Anderson’s oldest and first service club marked its 65th year Wednesday, Nov. 18, and all without a single structure fire, arrest or nuisance complaint.
From some of the stories recounted by past presidents of the Anderson Rotary Club, chartered on Sept. 13, 1944, the very calmness and polite decorum of the dinner meeting, held at the Frontier Senior Center, just may be a first, noted club President Mike Lynch.
The nearly 50-member club has long enjoyed its well-deserved reputation for high-octane antics, said Frank R. “Bob” Yanger, who presided over the club from July 1964 through June 1965. Yanger also served on Anderson’s first city council when the city was incorporated on Jan. 16, 1956.
“We’ve always been mavericks,” Yanger said, noting that the Red Bluff Rotary Club during the mid-1960s had a very straight-laced tradition.
Naturally, presidents of the diametrically opposed clubs held a contest to see which club could maintain its “perfect attendance” record the longest.
Nearing 13 weeks, members of the Anderson club used the makeup skills of mortician Andy Anderson to create the illusion of a horribly traumatic automobile accident victim, whom they promptly hauled to the Red Bluff Rotary Club meeting to show the lengths their members would go to preserve the club’s reputation.
“I don’t think anyone from Red Bluff could eat anything that noon,” Yanger said.
“I think we were thrown out of more places during my tenure as president,” bragged Frank Robertson, who was in the middle of his 13-year tenure as superintendent of the Anderson Union High School District when he took over the helm of Anderson’s Rotary Club from 1977-78.
“Those were good times,” Robertson noted, adding that club members not only partied hearty, but they accomplished some good work for the community as well.
“It was during my presidency that John Sharrah designed the gazebo at Anderson River Park and the club members built it,” Robertson said.
“My legacy was the ever-popular limerick of the week,” noted William R. Moore, president of Anderson Rotary Club from 1980-81. “I think we tried it for about two weeks.”
Shasta County Supervisor Glenn Hawes, who served as Anderson Rotary Club’s president in 1981-82, started members reminiscing about some of the wild antics that take place each summer when the current president is demoted and a new one takes over.
“I remember really, really well my demotion. They brought in a huge milk goat and stood it up on a bale of hay. Nobody could milk like I could. I think I squirted every member in attendance,” Hawes said.
Sharrah, who led the club from 1985-86, reminded club members of meetings at the Anderson Hotel, a large landmark structure in its day that was near the north end of town along the railroad tracks.
“When I first joined the club, we met at the old Anderson Hotel. We used to have fights with the biscuits. When the hotel burned down one night following one of our meetings, we moved the club (meetings) over to the Silver Star, a Chinese restaurant. But they threw us out after just a few weeks. We finally ended up at the Koffee Korner.”

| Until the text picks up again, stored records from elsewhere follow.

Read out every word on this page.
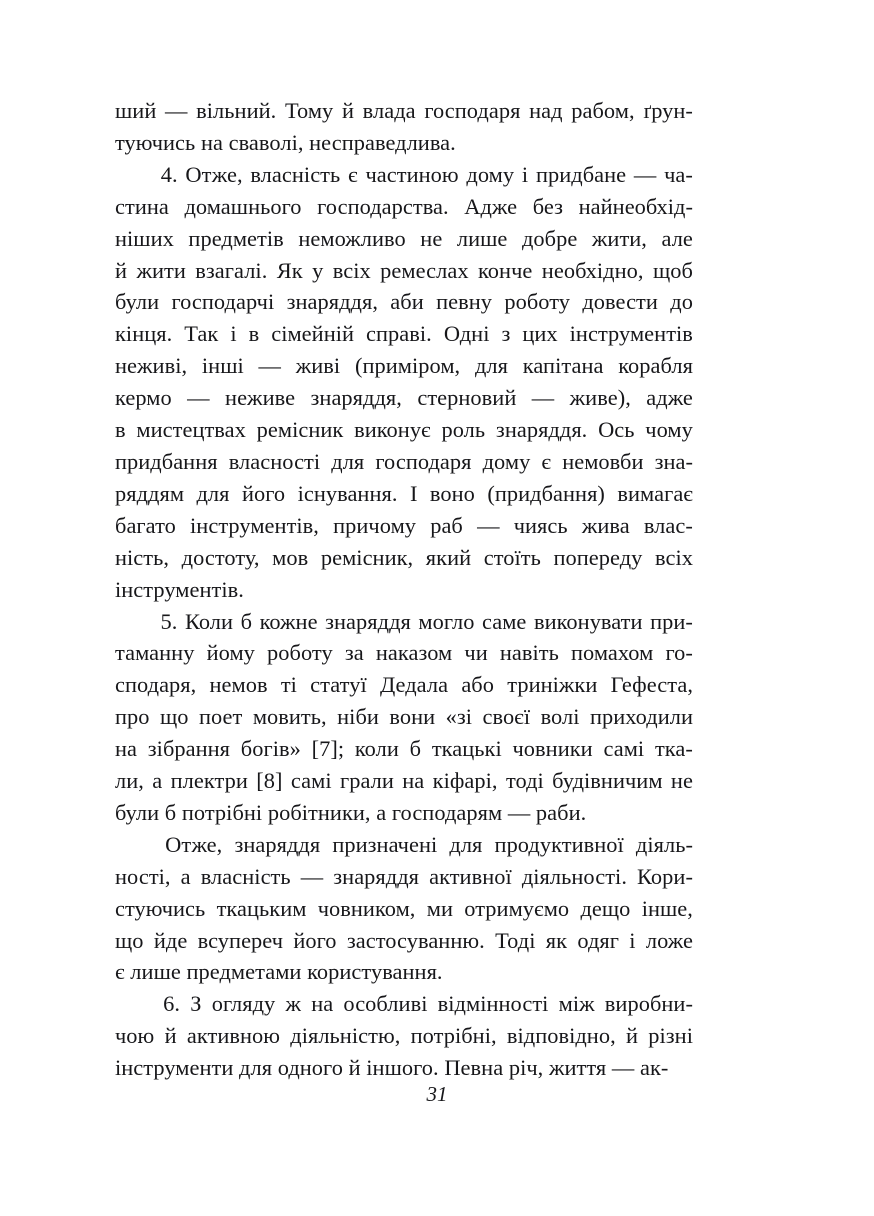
ший — вільний. Тому й влада господаря над рабом, ґрун-
туючись на сваволі, несправедлива.

4. Отже, власність є частиною дому і придбане — ча-
стина домашнього господарства. Адже без найнеобхід-
ніших предметів неможливо не лише добре жити, але
й жити взагалі. Як у всіх ремеслах конче необхідно, щоб
були господарчі знаряддя, аби певну роботу довести до
кінця. Так і в сімейній справі. Одні з цих інструментів
неживі, інші — живі (приміром, для капітана корабля
кермо — неживе знаряддя, стерновий — живе), адже
в мистецтвах ремісник виконує роль знаряддя. Ось чому
придбання власності для господаря дому є немовби зна-
ряддям для його існування. І воно (придбання) вимагає
багато інструментів, причому раб — чиясь жива влас-
ність, достоту, мов ремісник, який стоїть попереду всіх
інструментів.

5. Коли б кожне знаряддя могло саме виконувати при-
таманну йому роботу за наказом чи навіть помахом го-
сподаря, немов ті статуї Дедала або триніжки Гефеста,
про що поет мовить, ніби вони «зі своєї волі приходили
на зібрання богів» [7]; коли б ткацькі човники самі тка-
ли, а плектри [8] самі грали на кіфарі, тоді будівничим не
були б потрібні робітники, а господарям — раби.

Отже, знаряддя призначені для продуктивної діяль-
ності, а власність — знаряддя активної діяльності. Кори-
стуючись ткацьким човником, ми отримуємо дещо інше,
що йде всупереч його застосуванню. Тоді як одяг і ложе
є лише предметами користування.

6. З огляду ж на особливі відмінності між виробни-
чою й активною діяльністю, потрібні, відповідно, й різні
інструменти для одного й іншого. Певна річ, життя — ак-

31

Keith Severson said, “Being president of Anderson Rotary was one of the great challenges of my life.” But as the club’s long-standing bartender, the first time someone stole the fabled bell from President Severson during his 2001-02 term, he simply announced that the ice would be missing henceforce from the beer cooler at the next meeting.
“The bell came back and I never had any trouble with the bell going missing after that,” Severson said.
Stories of the bell are part of the club’s colorful legend and its many disappearances dominated whatever remained of the evening’s conversation until emcee Mike Lynch noted with some chagrin that the bell had indeed gone missing during the meeting.
“My bell’s already been stolen, so I guess I’m well on my way in upholding tradition,” Lynch said.
With membership capped unofficially at 50 members, Anderson Rotary Club also manages to get some good things accomplished, Lynch reminded the crowd.
Each year, club members put on a series of public events like the Crab Feed on Jan. 9, 2010, that draws more than 800 people at $35 each.
Last calendar year, the club raised $144,000 and this year it is on track — despite the poor economy — to raise $132,000, club treasurer Norma Comnick noted.
After deducting expenses, the club returned more than $26,000 in scholarships for high school seniors at Anderson and West Valley high schools last spring, built a lighted monument sign welcoming folks to town near the rebuilt Koffee Korner, now known as Vittles Restaurant, and erected a large boulder with attached plaque honoring John Sharrah for his efforts in establishing Anderson River Park while working as one of the city’s early Public Works Directors from 1965-68, among other projects.
“I can’t tell you how proud I am to be a part of the Anderson community by being a part of this club,” noted attorney Randy Harr, who served as club president in 2007-08.